Iranian Supreme Leader open to reinterpretation of women’s rights

Ayatollah Ali Khamenei, Iran’s Supreme Leader, has suggested a possible reinterpretation of Islamic law to allow for more women’s rights, The Associated Press reported Thursday.

While the Ayatollah was stern in his stance such a move would not be based on Western conviction, he emphasized the importance of the changing context of Islamic law in modern society.

“Some issues about women, which exist in religious jurisprudence, are not the final say. It is possible to interpret new points through research by a skillful jurist,” Khamenei said.

In Iran, women must have the permission of a male guardian before working or traveling. Women are also banned from becoming judges and have half the importance in court testimonies compared to men.

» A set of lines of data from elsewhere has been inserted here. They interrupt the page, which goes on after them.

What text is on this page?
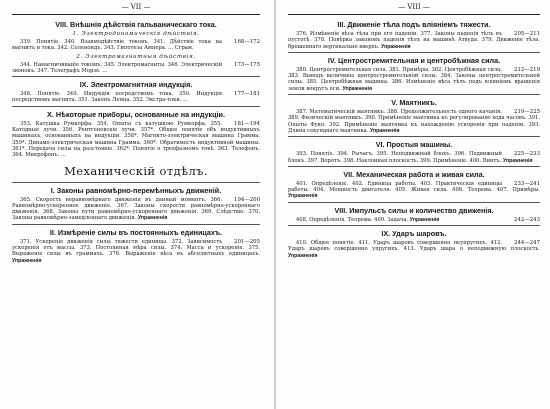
— VII —
VIII. Внѣшнія дѣйствія гальваническаго тока.
1. Электродинамическія дѣйствія.

168—172
339. Понятіе. 340. Взаимодѣйствіе токовъ. 341. Дѣйствіе тока на магнитъ и тока. 342. Соленоидъ. 343. Гипотеза Ампера. ... Сграм.

2. Электромагнитныя дѣйствія.

173—175
344. Намагничиваніе токомъ. 345. Электромагниты. 346. Электрическій звонокъ. 347. Телеграфъ Морзе. ...

IX. Электромагнитная индукція.

177—181
348. Понятіе. 349. Индукція посредствомъ тока. 350. Индукція посредствомъ магнита. 351. Законъ Ленца. 352. Экстра-токи. ...

X. Нѣкоторые приборы, основанные на индукціи.

181—194
353. Катушка Румкорфа. 354. Опыты съ катушкою Румкорфа. 355. Катодные лучи. 356. Рентгеновскіе лучи. 357*. Общее понятіе объ индуктивныхъ машинахъ, основанныхъ на индукціи. 358*. Магнито-электрическая машина Грамма. 359*. Динамо-электрическая машина Грамма. 360*. Обратимость индуктивной машины. 361*. Передача силы на разстояніе. 362*. Понятіе о трехфазномъ токѣ. 363. Телефонъ. 364. Микрофонъ. ...

Механическій отдѣлъ.
I. Законы равномѣрно-перемѣнныхъ движеній.

194—200
365. Скорость неравномѣрнаго движенія въ данный моментъ. 366. Равномѣрно-ускоренное движеніе. 367. Законы скорости равномѣрно-ускореннаго движенія. 368. Законы пути равномѣрно-ускореннаго движенія. 369. Слѣдствіе. 370. Законы равномѣрно-замедленнаго движенія. Упражненія

II. Измѣреніе силы въ постоянныхъ единицахъ.

201—205
371. Ускореніе движенія силы тяжести единицы. 372. Зависимость ускоренія отъ массы. 373. Постоянная мѣра силы. 374. Масса и ускореніе. 375. Выраженіе силы въ граммахъ. 376. Выраженіе вѣса въ абсолютныхъ единицахъ. Упражненія

— VIII —
III. Движеніе тѣла подъ вліяніемъ тяжести.

205—211
376. Измѣненіе вѣса тѣла при его паденіи. 377. Законы паденія тѣлъ въ пустотѣ. 378. Повѣрка законовъ паденія тѣлъ на машинѣ Атвуда. 379. Движеніе тѣла, брошеннаго вертикально вверхъ. Упражненія

IV. Центростремительная и центробѣжная сила.

212—219
380. Центростремительная сила. 381. Примѣры. 382. Центробѣжная сила. 383. Выводъ величины центростремительной силы. 384. Законы центростремительной силы. 385. Центробѣжная машина. 386. Измѣненіе вѣса тѣлъ подъ вліяніемъ вращенія земли вокругъ оси. Упражненія

V. Маятникъ.

219—225
387. Математическій маятникъ. 388. Продолжительность одного качанія. 389. Физическій маятникъ. 390. Примѣненіе маятника къ регулированію хода часовъ. 391. Опыты Фуко. 392. Примѣненіе маятника къ нахожденію ускоренія при паденіи. 393. Длина секунднаго маятника. Упражненія

VI. Простыя машины.

225—233
393. Понятіе. 394. Рычагъ. 395. Неподвижный блокъ. 396. Подвижный блокъ. 397. Воротъ. 398. Наклонная плоскость. 399. Примѣненіе. 400. Винтъ. Упражненія

VII. Механическая работа и живая сила.

233—241
401. Опредѣленіе. 402. Единица работы. 403. Практическія единицы работы. 404. Мощность двигателя. 405. Живая сила. 406. Теорема. 407. Примѣры. Упражненія

VIII. Импульсъ силы и количество движенія.

242—243
408. Опредѣленія. Теорема. 409. Задача. Упражненія

IX. Ударъ шаровъ.

244—247
410. Общее понятіе. 411. Ударъ шаровъ совершенно неупругихъ. 412. Ударъ шаровъ совершенно упругихъ. 413. Ударъ шара о неподвижную плоскость. Упражненія
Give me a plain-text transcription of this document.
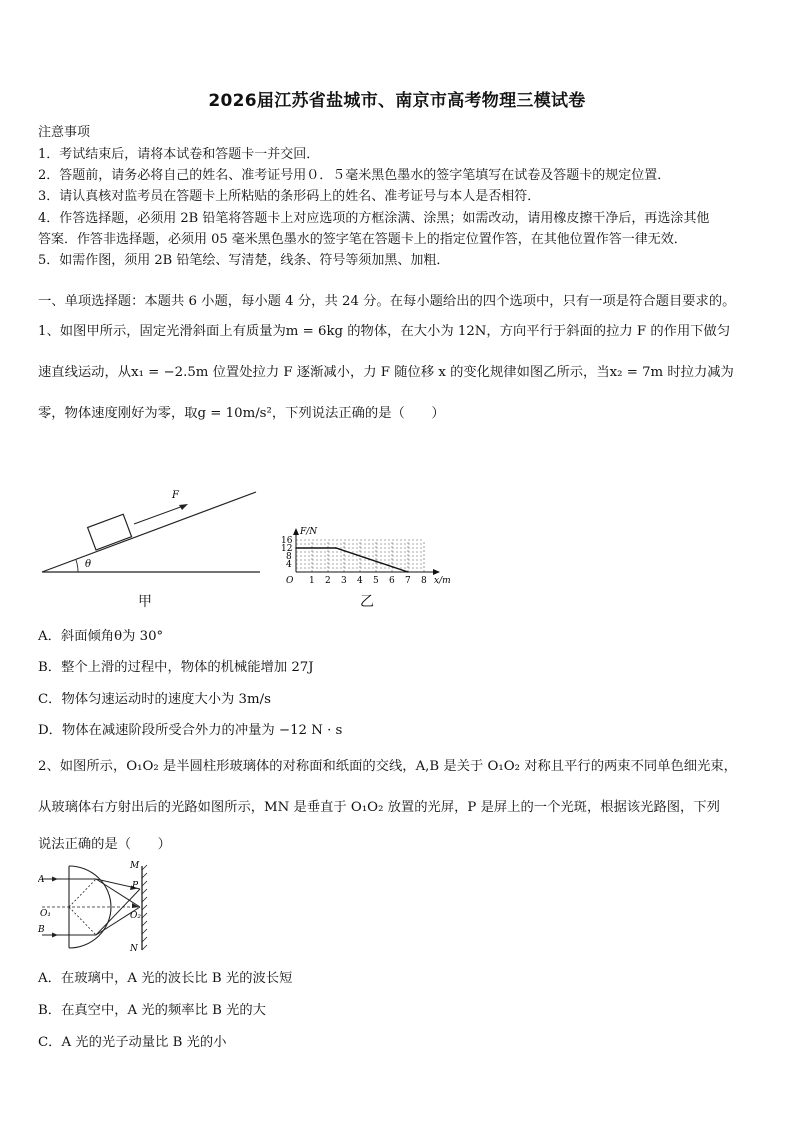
2026届江苏省盐城市、南京市高考物理三模试卷
注意事项
1．考试结束后，请将本试卷和答题卡一并交回．
2．答题前，请务必将自己的姓名、准考证号用０．５毫米黑色墨水的签字笔填写在试卷及答题卡的规定位置．
3．请认真核对监考员在答题卡上所粘贴的条形码上的姓名、准考证号与本人是否相符．
4．作答选择题，必须用 2B 铅笔将答题卡上对应选项的方框涂满、涂黑；如需改动，请用橡皮擦干净后，再选涂其他
答案．作答非选择题，必须用 05 毫米黑色墨水的签字笔在答题卡上的指定位置作答，在其他位置作答一律无效．
5．如需作图，须用 2B 铅笔绘、写清楚，线条、符号等须加黑、加粗．
一、单项选择题：本题共 6 小题，每小题 4 分，共 24 分。在每小题给出的四个选项中，只有一项是符合题目要求的。
1、如图甲所示，固定光滑斜面上有质量为m = 6kg 的物体，在大小为 12N，方向平行于斜面的拉力 F 的作用下做匀
速直线运动，从x₁ = −2.5m 位置处拉力 F 逐渐减小，力 F 随位移 x 的变化规律如图乙所示，当x₂ = 7m 时拉力减为
零，物体速度刚好为零，取g = 10m/s²，下列说法正确的是（　　）
F
θ
甲
1 2 3 4 5 6 7 8
4
8
12
16
O	x/m
F/N
乙
A．斜面倾角θ为 30°
B．整个上滑的过程中，物体的机械能增加 27J
C．物体匀速运动时的速度大小为 3m/s
D．物体在减速阶段所受合外力的冲量为 −12 N · s
2、如图所示，O₁O₂ 是半圆柱形玻璃体的对称面和纸面的交线，A,B 是关于 O₁O₂ 对称且平行的两束不同单色细光束，
从玻璃体右方射出后的光路如图所示，MN 是垂直于 O₁O₂ 放置的光屏，P 是屏上的一个光斑，根据该光路图，下列
说法正确的是（　　）
A
B
O₁	O₂
M
N
P
A．在玻璃中，A 光的波长比 B 光的波长短
B．在真空中，A 光的频率比 B 光的大
C．A 光的光子动量比 B 光的小
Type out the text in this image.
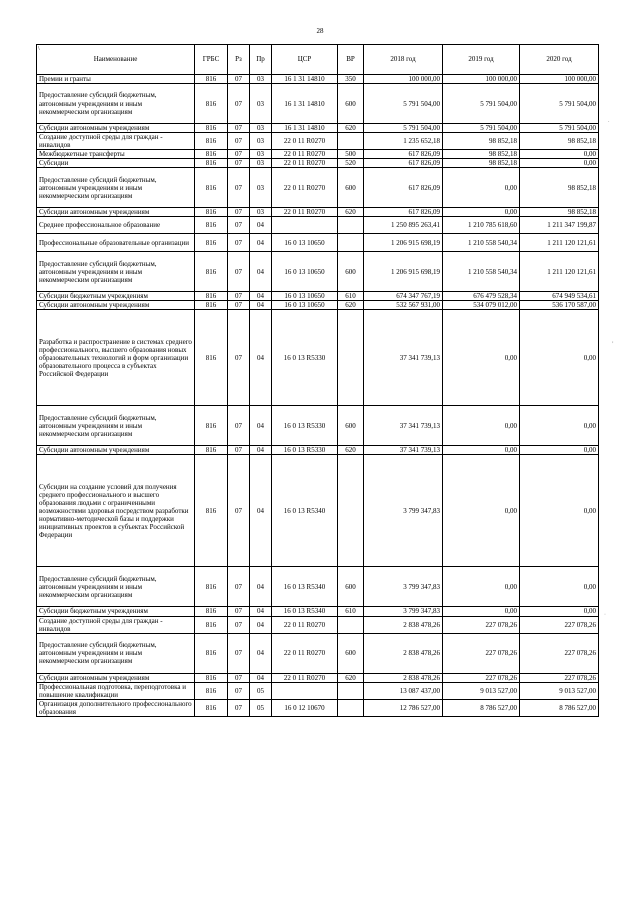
28
\
.
,
·
Наименование	ГРБС	Рз	Пр	ЦСР	ВР	2018 год	2019 год	2020 год
Премии и гранты	816	07	03	16 1 31 14810	350	100 000,00	100 000,00	100 000,00
Предоставление субсидий бюджетным, автономным учреждениям и иным некоммерческим организациям	816	07	03	16 1 31 14810	600	5 791 504,00	5 791 504,00	5 791 504,00
Субсидии автономным учреждениям	816	07	03	16 1 31 14810	620	5 791 504,00	5 791 504,00	5 791 504,00
Создание доступной среды для граждан - инвалидов	816	07	03	22 0 11 R0270		1 235 652,18	98 852,18	98 852,18
Межбюджетные трансферты	816	07	03	22 0 11 R0270	500	617 826,09	98 852,18	0,00
Субсидии	816	07	03	22 0 11 R0270	520	617 826,09	98 852,18	0,00
Предоставление субсидий бюджетным, автономным учреждениям и иным некоммерческим организациям	816	07	03	22 0 11 R0270	600	617 826,09	0,00	98 852,18
Субсидии автономным учреждениям	816	07	03	22 0 11 R0270	620	617 826,09	0,00	98 852,18
Среднее профессиональное образование	816	07	04			1 250 895 263,41	1 210 785 618,60	1 211 347 199,87
Профессиональные образовательные организации	816	07	04	16 0 13 10650		1 206 915 698,19	1 210 558 540,34	1 211 120 121,61
Предоставление субсидий бюджетным, автономным учреждениям и иным некоммерческим организациям	816	07	04	16 0 13 10650	600	1 206 915 698,19	1 210 558 540,34	1 211 120 121,61
Субсидии бюджетным учреждениям	816	07	04	16 0 13 10650	610	674 347 767,19	676 479 528,34	674 949 534,61
Субсидии автономным учреждениям	816	07	04	16 0 13 10650	620	532 567 931,00	534 079 012,00	536 170 587,00
Разработка и распространение в системах среднего профессионального, высшего образования новых образовательных технологий и форм организации образовательного процесса в субъектах Российской Федерации	816	07	04	16 0 13 R5330		37 341 739,13	0,00	0,00
Предоставление субсидий бюджетным, автономным учреждениям и иным некоммерческим организациям	816	07	04	16 0 13 R5330	600	37 341 739,13	0,00	0,00
Субсидии автономным учреждениям	816	07	04	16 0 13 R5330	620	37 341 739,13	0,00	0,00
Субсидии на создание условий для получения среднего профессионального и высшего образования людьми с ограниченными возможностями здоровья посредством разработки нормативно-методической базы и поддержки инициативных проектов в субъектах Российской Федерации	816	07	04	16 0 13 R5340		3 799 347,83	0,00	0,00
Предоставление субсидий бюджетным, автономным учреждениям и иным некоммерческим организациям	816	07	04	16 0 13 R5340	600	3 799 347,83	0,00	0,00
Субсидии бюджетным учреждениям	816	07	04	16 0 13 R5340	610	3 799 347,83	0,00	0,00
Создание доступной среды для граждан - инвалидов	816	07	04	22 0 11 R0270		2 838 478,26	227 078,26	227 078,26
Предоставление субсидий бюджетным, автономным учреждениям и иным некоммерческим организациям	816	07	04	22 0 11 R0270	600	2 838 478,26	227 078,26	227 078,26
Субсидии автономным учреждениям	816	07	04	22 0 11 R0270	620	2 838 478,26	227 078,26	227 078,26
Профессиональная подготовка, переподготовка и повышение квалификации	816	07	05			13 087 437,00	9 013 527,00	9 013 527,00
Организация дополнительного профессионального образования	816	07	05	16 0 12 10670		12 786 527,00	8 786 527,00	8 786 527,00
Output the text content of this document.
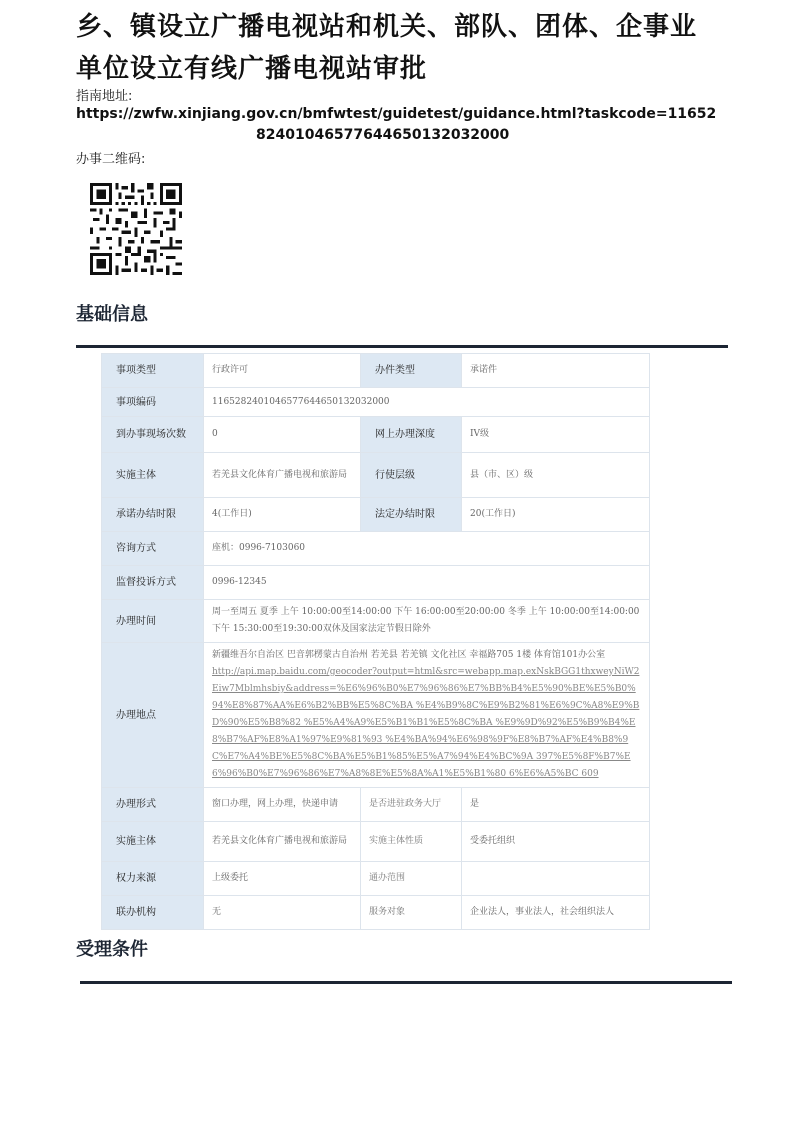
乡、镇设立广播电视站和机关、部队、团体、企事业单位设立有线广播电视站审批
指南地址:
https://zwfw.xinjiang.gov.cn/bmfwtest/guidetest/guidance.html?taskcode=11652
824010465776446501320320​00
办事二维码:
基础信息
事项类型	行政许可	办件类型	承诺件
事项编码	11652824010465776446501320320​00		
到办事现场次数	0	网上办理深度	IV级
实施主体	若羌县文化体育广播电视和旅游局	行使层级	县（市、区）级
承诺办结时限	4(工作日)	法定办结时限	20(工作日)
咨询方式	座机：0996-7103060		
监督投诉方式	0996-12345		
办理时间	周一至周五 夏季 上午 10:00:00至14:00:00 下午 16:00:00至20:00:00 冬季 上午 10:00:00至14:00:00 下午 15:30:00至19:30:00双休及国家法定节假日除外		
办理地点	新疆维吾尔自治区 巴音郭楞蒙古自治州 若羌县 若羌镇 文化社区 幸福路705 1楼 体育馆101办公室
http://api.map.baidu.com/geocoder?output=html&src=webapp.map.exNskBGG1thxweyNiW2Eiw7Mblmhsbiy&address=%E6%96%B0%E7%96%86%E7%BB%B4%E5%90%BE%E5%B0%94%E8%87%AA%E6%B2%BB%E5%8C%BA %E4%B9%8C%E9%B2%81%E6%9C%A8%E9%BD%90%E5%B8%82 %E5%A4%A9%E5%B1%B1%E5%8C%BA %E9%9D%92%E5%B9%B4%E8%B7%AF%E8%A1%97%E9%81%93 %E4%BA%94%E6%98%9F%E8%B7%AF%E4%B8%9C%E7%A4%BE%E5%8C%BA%E5%B1%85%E5%A7%94%E4%BC%9A 397%E5%8F%B7%E6%96%B0%E7%96%86%E7%A8%8E%E5%8A%A1%E5%B1%80 6%E6%A5%BC 609		
办理形式	窗口办理，网上办理，快递申请	是否进驻政务大厅	是
实施主体	若羌县文化体育广播电视和旅游局	实施主体性质	受委托组织
权力来源	上级委托	通办范围	
联办机构	无	服务对象	企业法人，事业法人，社会组织法人
受理条件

The apparent change in the Ayatollah’s message follows heavy criticisms on the detainment of several women activists who protested against the country’s oppressive laws, such as the equal distribution of inheritances, the equal weight of testimonies in court and the elimination of polygamy in Iran.

Women in Iran have more rights than many of their counterparts in other countries in the region. However, while women can drive and vote, as well as run for public office, gender discrimination is firmly entrenched.